Dive Brief:
- Colleges and universities are spending more money on recruitment to attract students in an increasingly competitive field, and Noodle Partners CEO John Katzman calls it an arms race in need of regulation.
- For Inside Higher Ed, Katzman writes that people are paying attention to the spending spree on campus amenities but not the runaway costs of student recruitment, which ultimately increases the cost of higher education without improving services for students.
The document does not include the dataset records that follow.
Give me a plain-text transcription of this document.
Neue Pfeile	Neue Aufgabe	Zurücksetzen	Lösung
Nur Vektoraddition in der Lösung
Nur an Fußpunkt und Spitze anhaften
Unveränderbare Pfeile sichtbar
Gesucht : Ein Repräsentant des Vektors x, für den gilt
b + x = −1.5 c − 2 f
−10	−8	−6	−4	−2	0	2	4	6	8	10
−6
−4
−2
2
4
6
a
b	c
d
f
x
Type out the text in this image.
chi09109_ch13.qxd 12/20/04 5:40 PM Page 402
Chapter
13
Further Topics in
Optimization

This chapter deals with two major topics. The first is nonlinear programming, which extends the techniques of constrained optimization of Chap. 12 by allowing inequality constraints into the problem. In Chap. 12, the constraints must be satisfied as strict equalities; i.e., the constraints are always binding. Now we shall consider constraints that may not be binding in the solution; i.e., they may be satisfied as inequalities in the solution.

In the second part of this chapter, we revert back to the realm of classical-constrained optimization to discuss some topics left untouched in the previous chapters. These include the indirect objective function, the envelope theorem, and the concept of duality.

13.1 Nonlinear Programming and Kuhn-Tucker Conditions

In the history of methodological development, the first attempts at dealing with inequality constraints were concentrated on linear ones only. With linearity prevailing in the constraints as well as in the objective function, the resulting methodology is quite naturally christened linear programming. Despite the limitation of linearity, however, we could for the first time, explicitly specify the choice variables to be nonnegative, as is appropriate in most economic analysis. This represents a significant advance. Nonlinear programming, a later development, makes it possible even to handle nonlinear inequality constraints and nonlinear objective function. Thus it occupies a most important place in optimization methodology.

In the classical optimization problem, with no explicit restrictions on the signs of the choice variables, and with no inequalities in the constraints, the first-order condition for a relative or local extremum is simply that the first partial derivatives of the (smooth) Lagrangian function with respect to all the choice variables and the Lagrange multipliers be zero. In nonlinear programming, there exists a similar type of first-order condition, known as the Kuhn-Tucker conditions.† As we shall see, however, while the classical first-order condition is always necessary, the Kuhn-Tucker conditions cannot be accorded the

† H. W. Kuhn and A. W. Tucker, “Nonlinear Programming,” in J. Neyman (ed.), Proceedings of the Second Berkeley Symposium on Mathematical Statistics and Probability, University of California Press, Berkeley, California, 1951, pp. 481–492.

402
- Katzman suggests a bill that would limit subsidized student loans to the actual cost of education or a new U.S. Department of Education regulation that would limit tuition sharing deals at schools whose marketing budgets get too high.
Dive Insight:
When for-profit colleges and universities focused on aggressive recruitment, it got them in trouble. They started paying outside marketing firms a share of tuition, providing an incentive to bring in any student, rather than one who could be successful in the institution. Traditional colleges and universities need to be wary of similar scenarios as competition spurs them to bring in more students and online education frees them from spatial constraints.
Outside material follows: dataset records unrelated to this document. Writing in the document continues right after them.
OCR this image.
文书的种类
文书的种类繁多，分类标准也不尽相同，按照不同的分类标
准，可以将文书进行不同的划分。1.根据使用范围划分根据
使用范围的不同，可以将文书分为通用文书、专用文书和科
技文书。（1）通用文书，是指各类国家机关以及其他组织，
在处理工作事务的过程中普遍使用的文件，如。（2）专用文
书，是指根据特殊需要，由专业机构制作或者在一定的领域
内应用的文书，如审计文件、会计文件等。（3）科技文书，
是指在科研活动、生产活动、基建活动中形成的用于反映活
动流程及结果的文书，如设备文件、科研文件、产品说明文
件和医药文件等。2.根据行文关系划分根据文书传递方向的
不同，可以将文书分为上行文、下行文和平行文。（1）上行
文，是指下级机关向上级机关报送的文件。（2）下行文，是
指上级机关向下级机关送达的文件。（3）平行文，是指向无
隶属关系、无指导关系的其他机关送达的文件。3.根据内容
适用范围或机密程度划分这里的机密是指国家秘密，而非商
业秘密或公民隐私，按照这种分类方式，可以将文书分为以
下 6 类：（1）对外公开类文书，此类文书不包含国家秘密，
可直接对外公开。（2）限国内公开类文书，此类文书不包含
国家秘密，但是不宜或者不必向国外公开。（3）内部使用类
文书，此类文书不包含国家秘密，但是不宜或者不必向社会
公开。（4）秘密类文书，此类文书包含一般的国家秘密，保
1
Low-cost online degree programs that still require colleges and universities to spend just as much, per-student, on recruitment run up against another issue. In a recent edition of Higher Ed Live, Helix Vice President of Creative and Marketing Strategy Seth Odell questioned the long-term sustainability of competency-based programs, specifically, which are offered as cheaper alternatives for students but will have to save money somewhere to make up for the still-high marketing spend.